Non so perché (cioè, lo so: il mio problema con l’immaginarmi i libri molto diversi da come sono ecc) ma mi aspettavo High Fidelity fosse molto, molto diverso da come si è rivelato.
È difficile, prima di tutto, volere un po’ di bene Rob Fleming. Non è la prima volta che mi succede: però personaggi del calibro di Humbert Humbert (Nabokov, Lolita), Zeno Cosini (Svevo, La coscienza di Zeno) e Frédéric Moreau (Flaubert, L’educazione sentimentale) sono passati alla storia e vivono felici sulla mia libreria, pur essendo dei libri molto lontani da quelli a cui riservo l’appellativo di i miei preferiti, per un motivo: pur essendo ostili alla lettura, con la loro continua manipolazione del discorso – che, d’altronde, è tutto quello che abbiamo, quando leggiamo – parlavano magnificamente. E, in un certo senso, è sempre stato abbastanza per riscattare la loro inettitudine: la loro vita reale non vale un millesimo della vita che costruiscono a parole, ma non ci importa.
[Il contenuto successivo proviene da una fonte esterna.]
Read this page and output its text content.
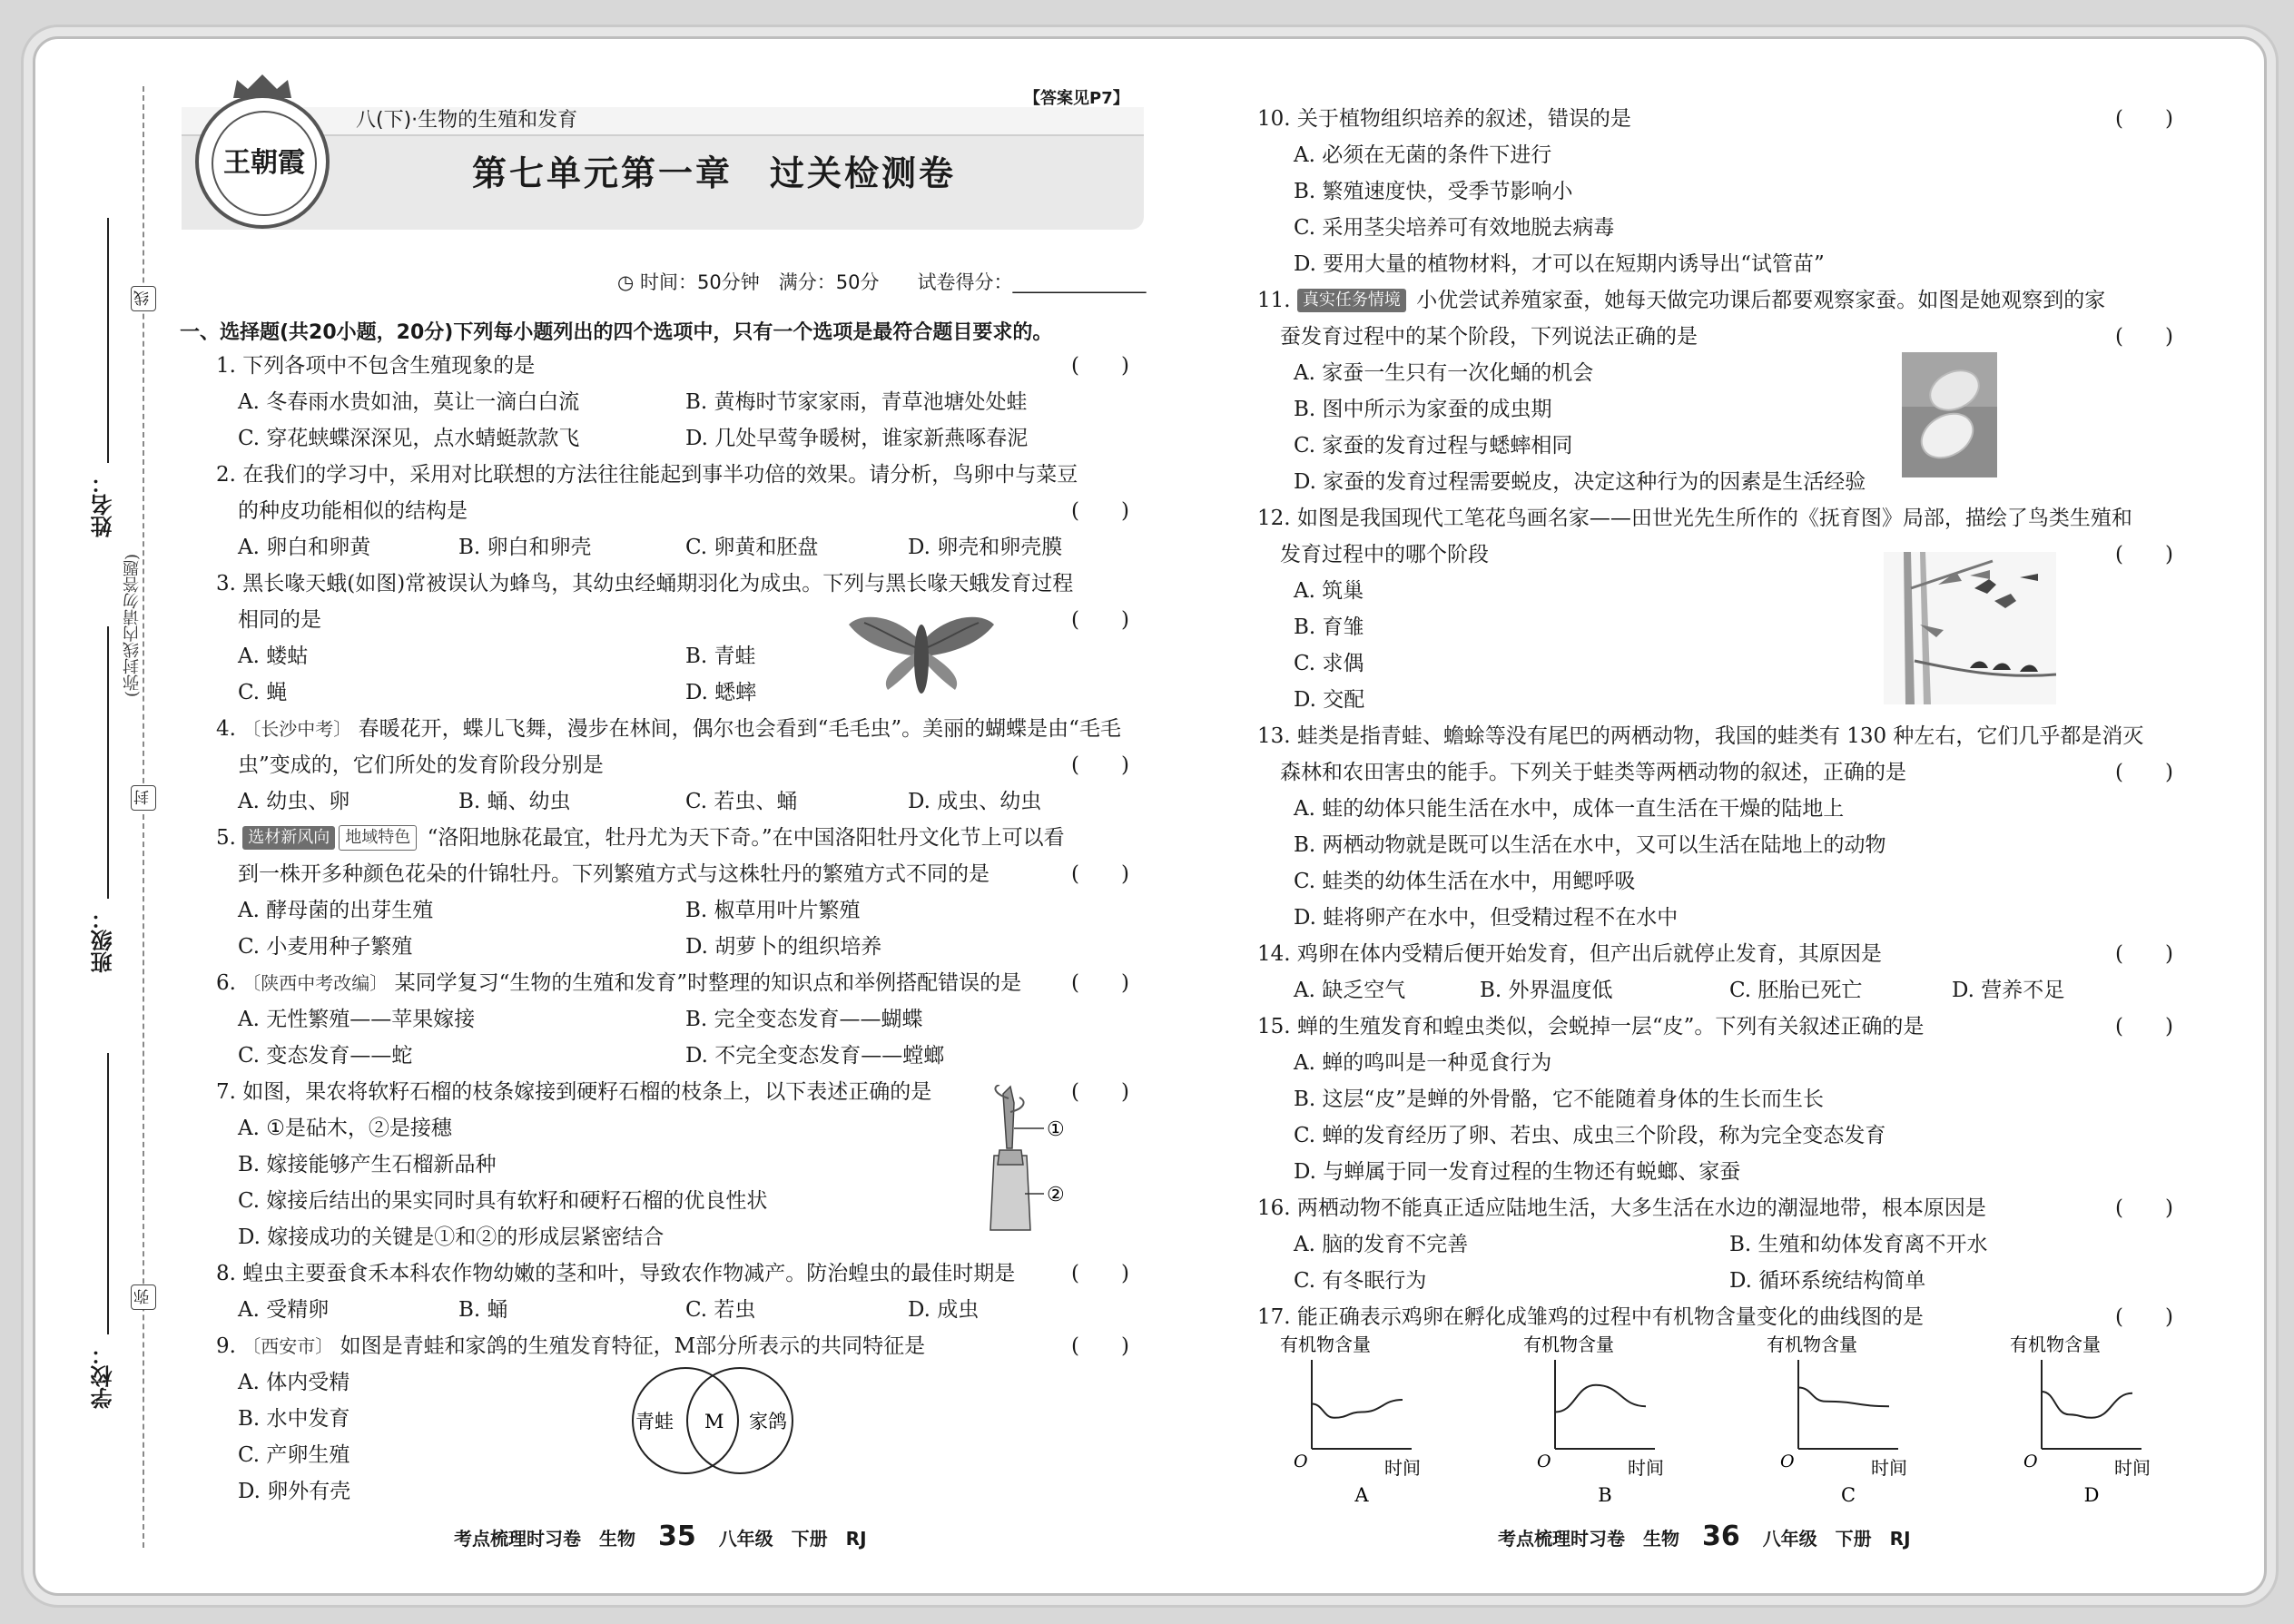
线
封
弥
(弥封线内请勿答题)
姓名：
班级：
学校：
王朝霞
八(下)·生物的生殖和发育
【答案见P7】
第七单元第一章　过关检测卷
◷ 时间：50分钟　满分：50分　　试卷得分：______________
一、选择题(共20小题，20分)下列每小题列出的四个选项中，只有一个选项是最符合题目要求的。
1. 下列各项中不包含生殖现象的是	(　　)
A. 冬春雨水贵如油，莫让一滴白白流	B. 黄梅时节家家雨，青草池塘处处蛙
C. 穿花蛱蝶深深见，点水蜻蜓款款飞	D. 几处早莺争暖树，谁家新燕啄春泥
2. 在我们的学习中，采用对比联想的方法往往能起到事半功倍的效果。请分析，鸟卵中与菜豆
的种皮功能相似的结构是	(　　)
A. 卵白和卵黄	B. 卵白和卵壳	C. 卵黄和胚盘	D. 卵壳和卵壳膜
3. 黑长喙天蛾(如图)常被误认为蜂鸟，其幼虫经蛹期羽化为成虫。下列与黑长喙天蛾发育过程
相同的是	(　　)
A. 蝼蛄	B. 青蛙
C. 蝇	D. 蟋蟀
4. 〔长沙中考〕 春暖花开，蝶儿飞舞，漫步在林间，偶尔也会看到“毛毛虫”。美丽的蝴蝶是由“毛毛
虫”变成的，它们所处的发育阶段分别是	(　　)
A. 幼虫、卵	B. 蛹、幼虫	C. 若虫、蛹	D. 成虫、幼虫
5. 选材新风向 地域特色 “洛阳地脉花最宜，牡丹尤为天下奇。”在中国洛阳牡丹文化节上可以看
到一株开多种颜色花朵的什锦牡丹。下列繁殖方式与这株牡丹的繁殖方式不同的是	(　　)
A. 酵母菌的出芽生殖	B. 椒草用叶片繁殖
C. 小麦用种子繁殖	D. 胡萝卜的组织培养
6. 〔陕西中考改编〕 某同学复习“生物的生殖和发育”时整理的知识点和举例搭配错误的是 (　　)
A. 无性繁殖——苹果嫁接	B. 完全变态发育——蝴蝶
C. 变态发育——蛇	D. 不完全变态发育——螳螂
7. 如图，果农将软籽石榴的枝条嫁接到硬籽石榴的枝条上，以下表述正确的是	(　　)
A. ①是砧木，②是接穗
B. 嫁接能够产生石榴新品种
C. 嫁接后结出的果实同时具有软籽和硬籽石榴的优良性状
D. 嫁接成功的关键是①和②的形成层紧密结合
①
②
8. 蝗虫主要蚕食禾本科农作物幼嫩的茎和叶，导致农作物减产。防治蝗虫的最佳时期是	(　　)
A. 受精卵	B. 蛹	C. 若虫	D. 成虫
9. 〔西安市〕 如图是青蛙和家鸽的生殖发育特征，M部分所表示的共同特征是	(　　)
A. 体内受精
B. 水中发育
C. 产卵生殖
D. 卵外有壳
青蛙 M 家鸽
考点梳理时习卷　生物 35 八年级　下册　RJ
10. 关于植物组织培养的叙述，错误的是	(　　)
A. 必须在无菌的条件下进行
B. 繁殖速度快，受季节影响小
C. 采用茎尖培养可有效地脱去病毒
D. 要用大量的植物材料，才可以在短期内诱导出“试管苗”
11. 真实任务情境 小优尝试养殖家蚕，她每天做完功课后都要观察家蚕。如图是她观察到的家
蚕发育过程中的某个阶段，下列说法正确的是	(　　)
A. 家蚕一生只有一次化蛹的机会
B. 图中所示为家蚕的成虫期
C. 家蚕的发育过程与蟋蟀相同
D. 家蚕的发育过程需要蜕皮，决定这种行为的因素是生活经验
12. 如图是我国现代工笔花鸟画名家——田世光先生所作的《抚育图》局部，描绘了鸟类生殖和
发育过程中的哪个阶段	(　　)
A. 筑巢
B. 育雏
C. 求偶
D. 交配
13. 蛙类是指青蛙、蟾蜍等没有尾巴的两栖动物，我国的蛙类有 130 种左右，它们几乎都是消灭
森林和农田害虫的能手。下列关于蛙类等两栖动物的叙述，正确的是	(　　)
A. 蛙的幼体只能生活在水中，成体一直生活在干燥的陆地上
B. 两栖动物就是既可以生活在水中，又可以生活在陆地上的动物
C. 蛙类的幼体生活在水中，用鳃呼吸
D. 蛙将卵产在水中，但受精过程不在水中
14. 鸡卵在体内受精后便开始发育，但产出后就停止发育，其原因是	(　　)
A. 缺乏空气	B. 外界温度低	C. 胚胎已死亡	D. 营养不足
15. 蝉的生殖发育和蝗虫类似，会蜕掉一层“皮”。下列有关叙述正确的是	(　　)
A. 蝉的鸣叫是一种觅食行为
B. 这层“皮”是蝉的外骨骼，它不能随着身体的生长而生长
C. 蝉的发育经历了卵、若虫、成虫三个阶段，称为完全变态发育
D. 与蝉属于同一发育过程的生物还有蜕螂、家蚕
16. 两栖动物不能真正适应陆地生活，大多生活在水边的潮湿地带，根本原因是	(　　)
A. 脑的发育不完善	B. 生殖和幼体发育离不开水
C. 有冬眠行为	D. 循环系统结构简单
17. 能正确表示鸡卵在孵化成雏鸡的过程中有机物含量变化的曲线图的是	(　　)
有机物含量
O	时间
A
有机物含量
O	时间
B
有机物含量
O	时间
C
有机物含量
O	时间
D
考点梳理时习卷　生物 36 八年级　下册　RJ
Quella inventata è altrettanto vera – e bellissima.
Rob no, mi spiace dirlo, Rob è average, in tutto. Temo che sia anche per l’improvvisa vicinanza, scongiurata negli esempi che ho fatto, dei tempi e dei modi in cui ci si immerge leggendo High Fidelity: è tutto improvvisamente normale, in questo libro, e allo stesso tempo difficilmente relatable.
Un paio di volte ho sorriso e annuito, una di sicuro mi sono commossa, ma non basta a non farmi considerare questo un libro troppo settoriale: è per amanti minuziosi e abbastanza snob della musica con il cuore spezzato che non riescono proprio a mollare il cinismo e pensano sia anche un po’ figo. Insomma, considerando quanto mi è piaciuto un romanzo breve su un vecchio generale sudamericano che aspetta nel suo piccolo paesino che gli arrivi la pensione che aspetta da quindici anni, ecco – fate un po’ voi.